Erdogan thinks the Syrian Kurds are allied with the Turkish Kurds, who make up one-fifth of Turkey’s population, live just across the border from Syria and are currently at war with Erdogan’s regime. (That’s why he calls them “terrorists.”)
The weird thing is that four years ago, Erdogan was on the brink of making peace with the Kurds. There was a ceasefire, the Turkish Kurds were no longer demanding independence and he was negotiating a compromise settlement that enhanced Kurdish rights within Turkey.
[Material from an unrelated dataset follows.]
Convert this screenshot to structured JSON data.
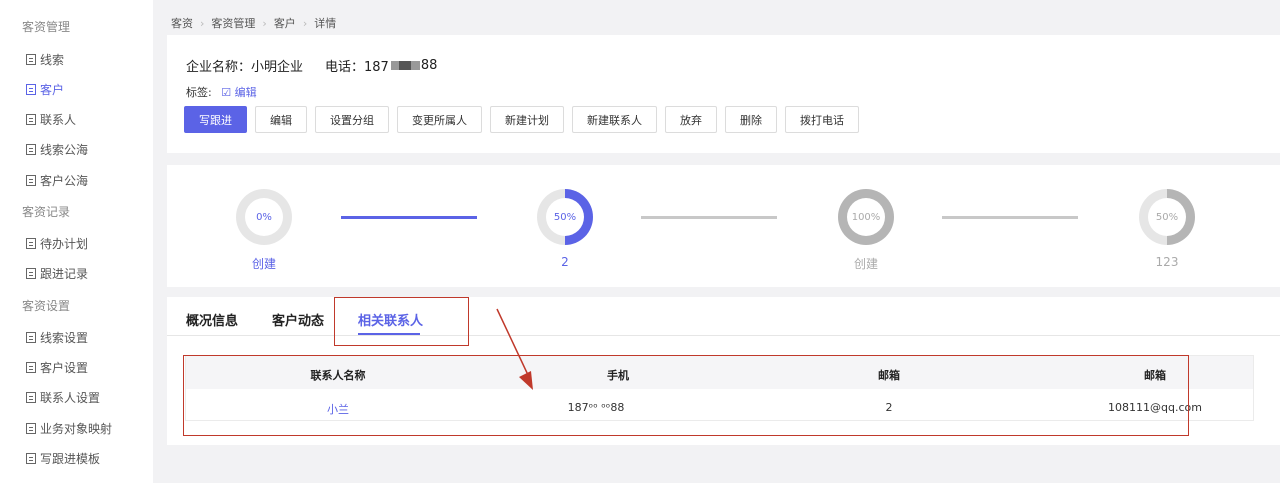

But then he lost a parliamentary election in 2015, mainly because the Kurds stopped voting for him. So he reopened the war against the Kurds, wrapped himself in the Turkish flag and won the next election on an ultra-nationalist platform. All Kurds are now the enemy, they are all terrorists and they must be crushed.
Given Erdogan’s ruthlessness and Trump’s volatility, I have no idea how all this works out. Badly, I suspect. But I actually admire Trump’s refusal to betray his allies, once he realized what Erdogan was up to. You don’t see that much in the Middle East.
Of course, it probably won’t last.
Gwynne Dyer’s latest book is Growing Pains: The Future of Democracy (and Work).